Shadow Keepers: Midnight Page 5
She didn’t realize she was falling until Tiberius was at her side, gripping her around the waist and leading her to the bed. Her knees had turned to water, but how he’d come to her so quickly she didn’t know. Right then, she couldn’t wrap her thoughts around anything. Nothing was real, and the world was a nightmare come alive.
“And you,” she finally asked. “You … hunt werewolves?”
He hesitated for only an instant before nodding.
“Why?”
“They are vile creatures,” he said, his expression raw. “An abomination. Even as men, you cannot trust them.”
There was more to tell—she could see that much in his eyes. But she saw pain there, too. Perhaps he once had a brother like hers. Perhaps he had a family debt to pay.
The thought triggered something in her memory. “What did you mean?” she asked. “When you were speaking with my father you said you were bound to our family, and he said that he honored no such bond.”
“It is a long story,” he said, moving to her side and drawing her against him. She pressed her head against his bare chest and sighed. Just the touch of him felt like coming home. “Suffice it to say that I will always protect you.”
“And my brother.”
“Even your father,” he agreed, “though it pains me somewhat to do it.” He pressed a kiss to her forehead. “The sun has set. We must go.”
“We?”
He nodded. “I wish it weren’t so, but I cannot leave you here. Those men will return.”

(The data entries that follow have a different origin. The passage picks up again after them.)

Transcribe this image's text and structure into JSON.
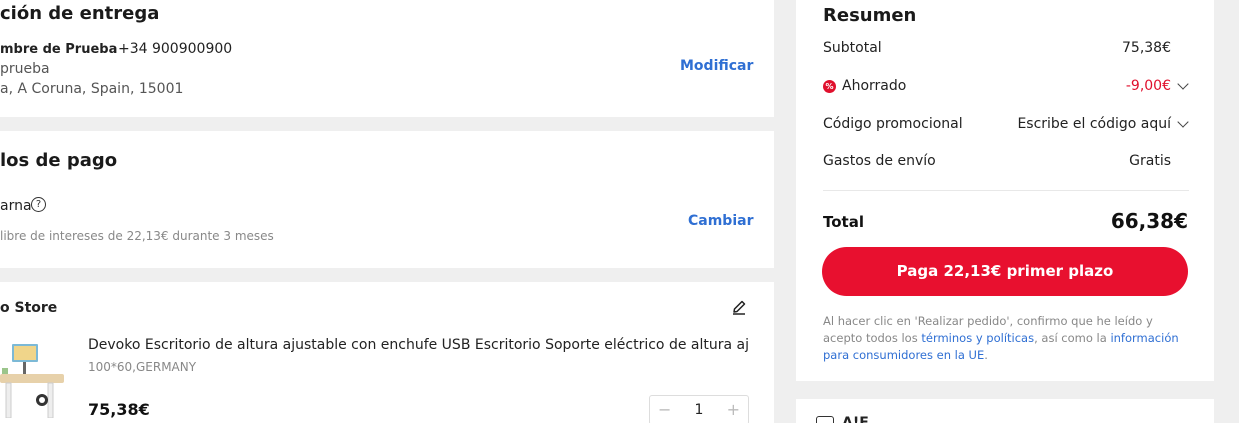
{
  "delivery": {
    "title": "ción de entrega",
    "name": "mbre de Prueba",
    "phone": "+34 900900900",
    "line1": "prueba",
    "line2": "a, A Coruna, Spain, 15001",
    "edit_label": "Modificar"
  },
  "payment": {
    "title": "los de pago",
    "method": "arna",
    "help_glyph": "?",
    "detail": "libre de intereses de 22,13€ durante 3 meses",
    "change_label": "Cambiar"
  },
  "store": {
    "name": "o Store",
    "edit_icon": "pencil-icon",
    "product": {
      "title": "Devoko Escritorio de altura ajustable con enchufe USB Escritorio Soporte eléctrico de altura ajus",
      "variant": "100*60,GERMANY",
      "price": "75,38€",
      "quantity": "1",
      "minus": "−",
      "plus": "+"
    }
  },
  "summary": {
    "title": "Resumen",
    "subtotal_label": "Subtotal",
    "subtotal_value": "75,38€",
    "saved_label": "Ahorrado",
    "saved_value": "-9,00€",
    "saved_icon_glyph": "%",
    "promo_label": "Código promocional",
    "promo_value": "Escribe el código aquí",
    "shipping_label": "Gastos de envío",
    "shipping_value": "Gratis",
    "total_label": "Total",
    "total_value": "66,38€",
    "pay_button": "Paga 22,13€ primer plazo",
    "legal_1": "Al hacer clic en 'Realizar pedido', confirmo que he leído y acepto todos los ",
    "legal_terms": "términos y políticas",
    "legal_2": ", así como la ",
    "legal_info": "información para consumidores en la UE",
    "legal_3": "."
  },
  "bottom_card": {
    "text": "A!F"
  },
  "colors": {
    "accent_red": "#e8102f",
    "link_blue": "#2f6fd3",
    "background": "#efefef"
  }
}
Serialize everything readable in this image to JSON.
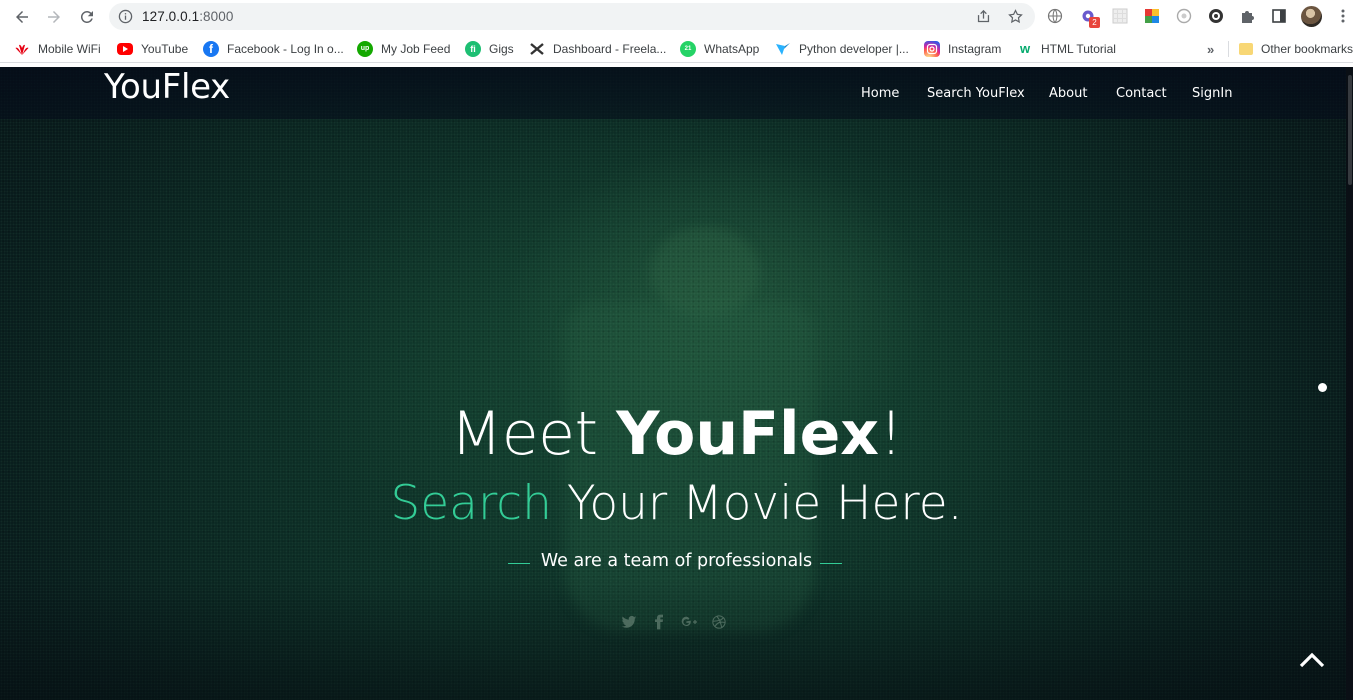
{
  "browser": {
    "url_host": "127.0.0.1",
    "url_rest": ":8000",
    "extension_badge": "2"
  },
  "bookmarks": [
    {
      "label": "Mobile WiFi",
      "icon": "huawei-icon",
      "color": "#e60012"
    },
    {
      "label": "YouTube",
      "icon": "youtube-icon",
      "color": "#ff0000"
    },
    {
      "label": "Facebook - Log In o...",
      "icon": "facebook-icon",
      "color": "#1877f2"
    },
    {
      "label": "My Job Feed",
      "icon": "upwork-icon",
      "color": "#14a800"
    },
    {
      "label": "Gigs",
      "icon": "fiverr-icon",
      "color": "#1dbf73"
    },
    {
      "label": "Dashboard - Freela...",
      "icon": "freelancer-icon",
      "color": "#29b2fe"
    },
    {
      "label": "WhatsApp",
      "icon": "whatsapp-icon",
      "color": "#25d366"
    },
    {
      "label": "Python developer |...",
      "icon": "python-job-icon",
      "color": "#29b2fe"
    },
    {
      "label": "Instagram",
      "icon": "instagram-icon",
      "color": "#e1306c"
    },
    {
      "label": "HTML Tutorial",
      "icon": "w3schools-icon",
      "color": "#04aa6d"
    }
  ],
  "other_bookmarks": "Other bookmarks",
  "site": {
    "brand": "YouFlex",
    "menu": [
      "Home",
      "Search YouFlex",
      "About",
      "Contact",
      "SignIn"
    ]
  },
  "hero": {
    "title_prefix": "Meet ",
    "title_brand": "YouFlex",
    "title_suffix": "!",
    "subtitle_accent": "Search",
    "subtitle_rest": " Your Movie Here.",
    "tagline": "We are a team of professionals"
  },
  "social_icons": [
    "twitter-icon",
    "facebook-icon",
    "google-plus-icon",
    "dribbble-icon"
  ],
  "colors": {
    "accent": "#33cc96",
    "hero_bg": "#0b2b24"
  }
}
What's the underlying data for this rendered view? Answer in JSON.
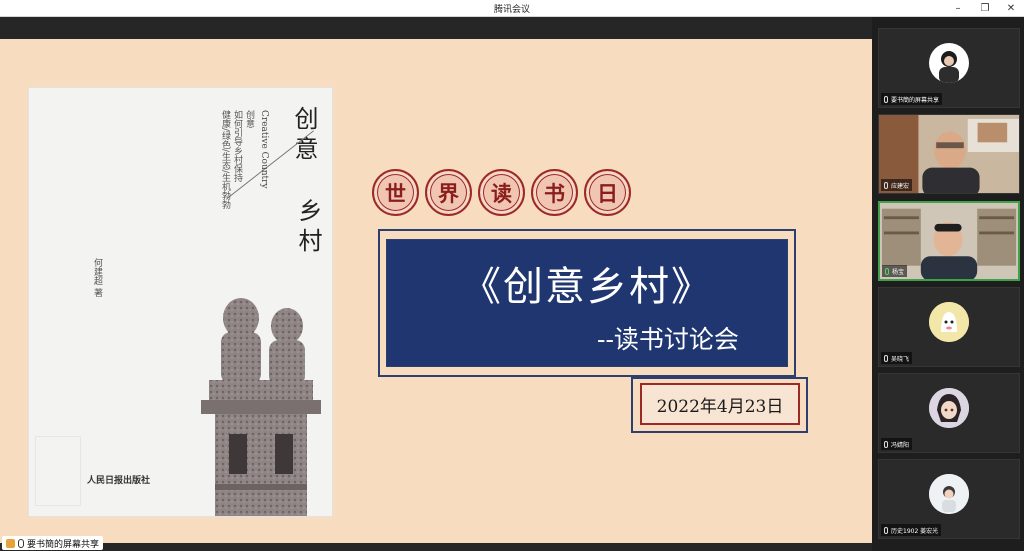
{
  "window": {
    "title": "腾讯会议",
    "controls": {
      "min": "–",
      "max": "❐",
      "close": "✕"
    }
  },
  "slide": {
    "badges": [
      "世",
      "界",
      "读",
      "书",
      "日"
    ],
    "book_title": "《创意乡村》",
    "subtitle": "--读书讨论会",
    "date": "2022年4月23日"
  },
  "book_cover": {
    "title_main": "创意",
    "title_sub": "乡村",
    "english_title": "Creative Country",
    "desc_lines": [
      "创意",
      "如何引导乡村保持",
      "健康/绿色/生态/生机勃勃"
    ],
    "author": "何建超 著",
    "publisher": "人民日报出版社"
  },
  "share_bar": {
    "text": "要书簡的屏幕共享"
  },
  "participants": [
    {
      "name": "要书簡的屏幕共享",
      "type": "avatar",
      "active": false
    },
    {
      "name": "应建宏",
      "type": "video",
      "active": false
    },
    {
      "name": "杨宝",
      "type": "video",
      "active": true
    },
    {
      "name": "吴晓飞",
      "type": "avatar",
      "active": false
    },
    {
      "name": "冯婧阳",
      "type": "avatar",
      "active": false
    },
    {
      "name": "历史1902 姜宏光",
      "type": "avatar",
      "active": false
    }
  ],
  "colors": {
    "slide_bg": "#f8dcbf",
    "navy": "#1f3670",
    "crimson": "#9b2a26",
    "speaking_border": "#3fa14a"
  }
}
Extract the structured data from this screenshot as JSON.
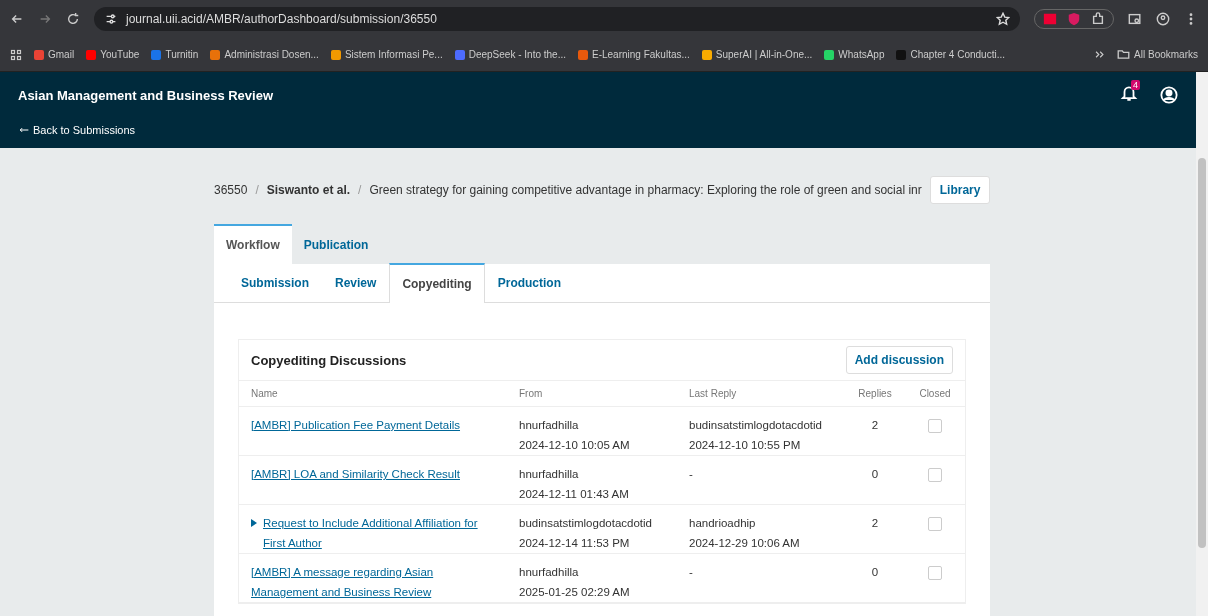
{
  "browser": {
    "url": "journal.uii.acid/AMBR/authorDashboard/submission/36550",
    "bookmarks": [
      {
        "label": "Gmail",
        "color": "#ea4335"
      },
      {
        "label": "YouTube",
        "color": "#ff0000"
      },
      {
        "label": "Turnitin",
        "color": "#1a73e8"
      },
      {
        "label": "Administrasi Dosen...",
        "color": "#e8710a"
      },
      {
        "label": "Sistem Informasi Pe...",
        "color": "#f29900"
      },
      {
        "label": "DeepSeek - Into the...",
        "color": "#4d6bfe"
      },
      {
        "label": "E-Learning Fakultas...",
        "color": "#e8590c"
      },
      {
        "label": "SuperAI | All-in-One...",
        "color": "#f9ab00"
      },
      {
        "label": "WhatsApp",
        "color": "#25d366"
      },
      {
        "label": "Chapter 4 Conducti...",
        "color": "#111111"
      }
    ],
    "all_bookmarks": "All Bookmarks"
  },
  "header": {
    "title": "Asian Management and Business Review",
    "back_link": "Back to Submissions",
    "notifications": "4"
  },
  "breadcrumb": {
    "id": "36550",
    "separators": [
      "/",
      "/"
    ],
    "authors": "Siswanto et al.",
    "title": "Green strategy for gaining competitive advantage in pharmacy: Exploring the role of green and social inr",
    "library_button": "Library"
  },
  "tabs": [
    {
      "label": "Workflow",
      "selected": true
    },
    {
      "label": "Publication",
      "selected": false
    }
  ],
  "stage_tabs": [
    {
      "label": "Submission",
      "selected": false
    },
    {
      "label": "Review",
      "selected": false
    },
    {
      "label": "Copyediting",
      "selected": true
    },
    {
      "label": "Production",
      "selected": false
    }
  ],
  "discussions": {
    "title": "Copyediting Discussions",
    "add_button": "Add discussion",
    "columns": [
      "Name",
      "From",
      "Last Reply",
      "Replies",
      "Closed"
    ],
    "rows": [
      {
        "name": "[AMBR] Publication Fee Payment Details",
        "collapsible": false,
        "from": "hnurfadhilla",
        "from_date": "2024-12-10 10:05 AM",
        "last_reply": "budinsatstimlogdotacdotid",
        "last_reply_date": "2024-12-10 10:55 PM",
        "replies": "2",
        "closed": false
      },
      {
        "name": "[AMBR] LOA and Similarity Check Result",
        "collapsible": false,
        "from": "hnurfadhilla",
        "from_date": "2024-12-11 01:43 AM",
        "last_reply": "-",
        "replies": "0",
        "closed": false
      },
      {
        "name": "Request to Include Additional Affiliation for First Author",
        "collapsible": true,
        "from": "budinsatstimlogdotacdotid",
        "from_date": "2024-12-14 11:53 PM",
        "last_reply": "handrioadhip",
        "last_reply_date": "2024-12-29 10:06 AM",
        "replies": "2",
        "closed": false
      },
      {
        "name": "[AMBR] A message regarding Asian Management and Business Review",
        "collapsible": false,
        "from": "hnurfadhilla",
        "from_date": "2025-01-25 02:29 AM",
        "last_reply": "-",
        "replies": "0",
        "closed": false
      }
    ]
  }
}
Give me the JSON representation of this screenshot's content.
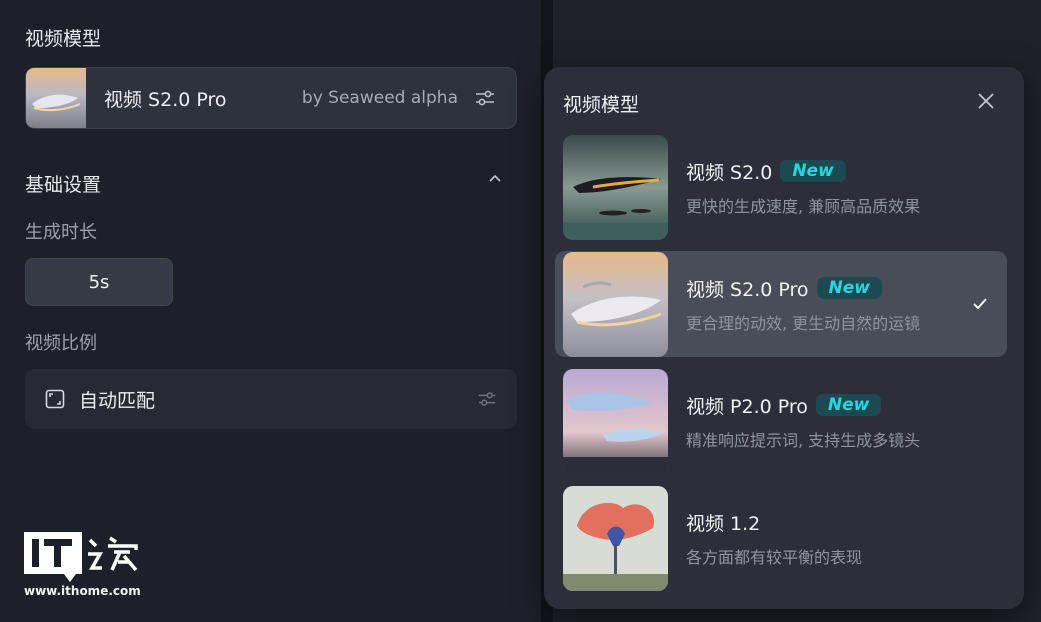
{
  "left": {
    "section_model_title": "视频模型",
    "selected_model": {
      "name": "视频 S2.0 Pro",
      "by": "by Seaweed alpha"
    },
    "basic_settings_title": "基础设置",
    "duration_label": "生成时长",
    "duration_value": "5s",
    "ratio_label": "视频比例",
    "ratio_value": "自动匹配"
  },
  "logo": {
    "text": "IT之家",
    "url": "www.ithome.com"
  },
  "popup": {
    "title": "视频模型",
    "items": [
      {
        "name": "视频 S2.0",
        "badge": "New",
        "desc": "更快的生成速度, 兼顾高品质效果",
        "selected": false
      },
      {
        "name": "视频 S2.0 Pro",
        "badge": "New",
        "desc": "更合理的动效, 更生动自然的运镜",
        "selected": true
      },
      {
        "name": "视频 P2.0 Pro",
        "badge": "New",
        "desc": "精准响应提示词, 支持生成多镜头",
        "selected": false
      },
      {
        "name": "视频 1.2",
        "badge": "",
        "desc": "各方面都有较平衡的表现",
        "selected": false
      }
    ]
  },
  "icons": {
    "adjust": "sliders-icon",
    "collapse": "chevron-up-icon",
    "close": "close-icon",
    "check": "check-icon",
    "ratio": "aspect-ratio-icon"
  },
  "colors": {
    "badge_text": "#2ad4dd",
    "badge_bg": "#1d4a52",
    "selected_bg": "#484d59"
  }
}
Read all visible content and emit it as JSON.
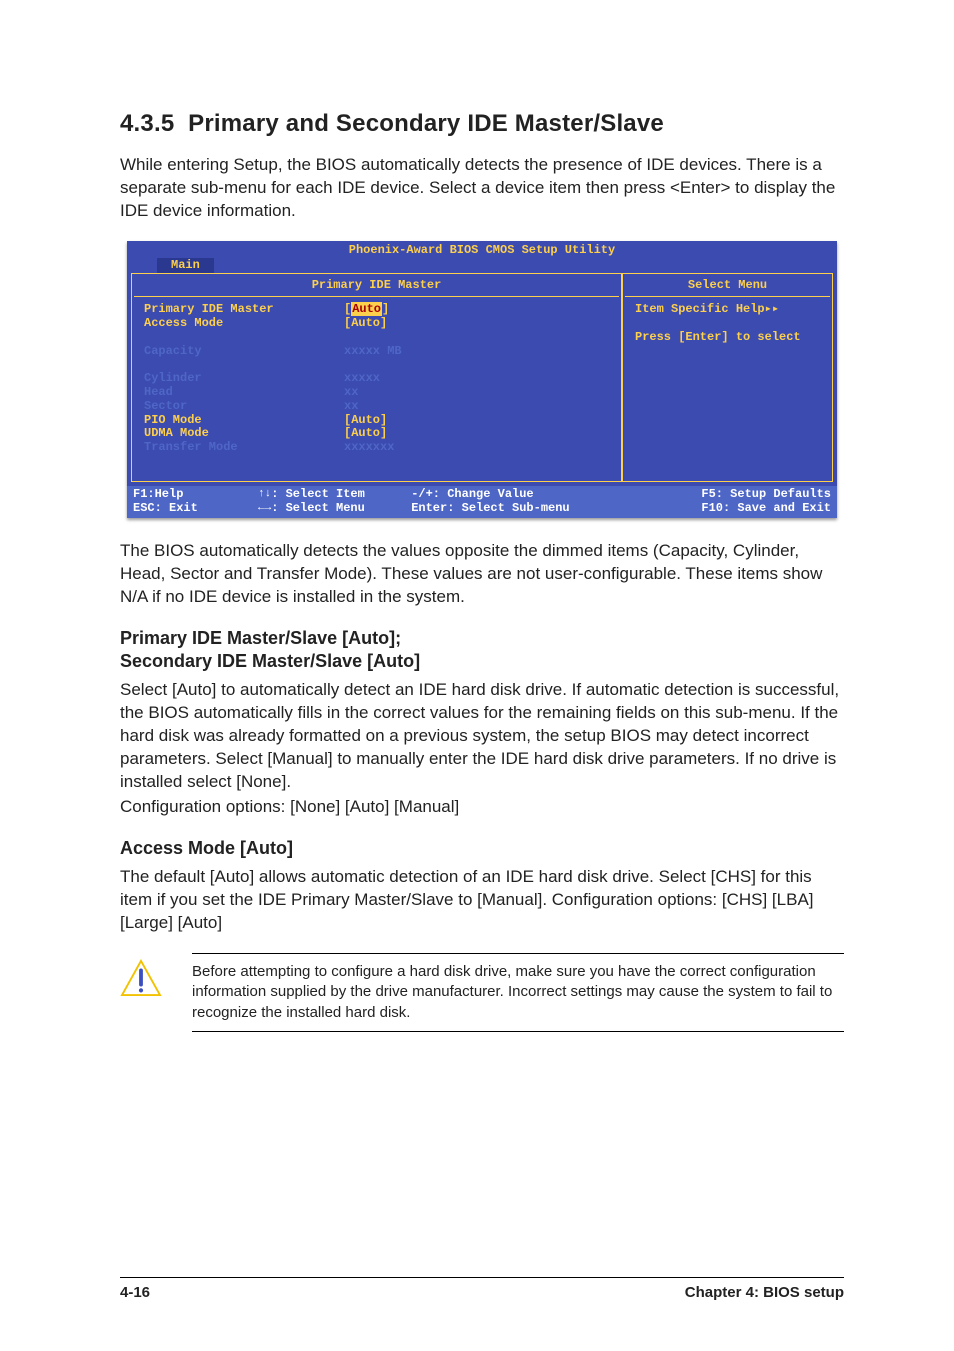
{
  "section": {
    "num": "4.3.5",
    "title": "Primary and Secondary IDE Master/Slave",
    "intro": "While entering Setup, the BIOS automatically detects the presence of IDE devices. There is a separate sub-menu for each IDE device. Select a device item then press <Enter> to display the IDE device information."
  },
  "bios": {
    "utility_title": "Phoenix-Award BIOS CMOS Setup Utility",
    "tab": "Main",
    "left_header": "Primary IDE Master",
    "right_header": "Select Menu",
    "rows": [
      {
        "label": "Primary IDE Master",
        "value": "[Auto]",
        "dim": false,
        "selected": true
      },
      {
        "label": "Access Mode",
        "value": "[Auto]",
        "dim": false
      },
      {
        "label": "",
        "value": "",
        "spacer": true
      },
      {
        "label": "Capacity",
        "value": "xxxxx MB",
        "dim": true
      },
      {
        "label": "",
        "value": "",
        "spacer": true
      },
      {
        "label": "Cylinder",
        "value": "xxxxx",
        "dim": true
      },
      {
        "label": "Head",
        "value": "   xx",
        "dim": true
      },
      {
        "label": "Sector",
        "value": "   xx",
        "dim": true
      },
      {
        "label": "PIO Mode",
        "value": "[Auto]",
        "dim": false
      },
      {
        "label": "UDMA Mode",
        "value": "[Auto]",
        "dim": false
      },
      {
        "label": "Transfer Mode",
        "value": "xxxxxxx",
        "dim": true
      }
    ],
    "help_line1": "Item Specific Help▸▸",
    "help_line2": "Press [Enter] to select",
    "footer": {
      "r1c1": "F1:Help",
      "r1c2": ": Select Item",
      "r1c3": "-/+:  Change Value",
      "r1c4": "F5: Setup Defaults",
      "r2c1": "ESC: Exit",
      "r2c2": ": Select Menu",
      "r2c3": "Enter: Select Sub-menu",
      "r2c4": "F10: Save and Exit"
    }
  },
  "after_bios": "The BIOS automatically detects the values opposite the dimmed items (Capacity, Cylinder,  Head, Sector and Transfer Mode). These values are not user-configurable. These items show N/A if no IDE device is installed in the system.",
  "sub1": {
    "heading_line1": "Primary IDE Master/Slave [Auto];",
    "heading_line2": "Secondary IDE Master/Slave [Auto]",
    "body": "Select [Auto] to automatically detect an IDE hard disk drive. If automatic detection is successful, the BIOS automatically fills in the correct values for the remaining fields on this sub-menu. If the hard disk was already formatted on a previous system, the setup BIOS may detect incorrect parameters. Select [Manual] to manually enter the IDE hard disk drive parameters. If no drive is installed select [None].",
    "config": "Configuration options: [None] [Auto] [Manual]"
  },
  "sub2": {
    "heading": "Access Mode [Auto]",
    "body": "The default [Auto] allows automatic detection of an IDE hard disk drive. Select [CHS] for this item if you set the IDE Primary Master/Slave to [Manual]. Configuration options: [CHS] [LBA] [Large] [Auto]"
  },
  "warning": "Before attempting to configure a hard disk drive, make sure you have the correct configuration information supplied by the drive manufacturer. Incorrect settings may cause the system to fail to recognize the installed hard disk.",
  "footer": {
    "page": "4-16",
    "chapter": "Chapter 4: BIOS setup"
  }
}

“I can take care of myself,” she said, then immediately regretted the words. Even if it were true—and if several men came, it undoubtedly was not—she still wanted to remain at Tiberius’s side, especially since he would be taking her straight to Antonio.
He smiled with understanding. “Perhaps you can. But my bond requires me to see to you as well. And that is a job I can best undertake with you at my side. More than that, though, I wish you to be near me.”
“Oh.” Her heart fluttered, a small bird beating its wings.
“Take this,” he said, then pressed the hilt of a dagger into her hand. “It is silver. If the need arises, do not hesitate to use it.”
“I won’t.”
A flicker of a smile touched his lips.
“My Caris,” he said, and then he reached for her hand.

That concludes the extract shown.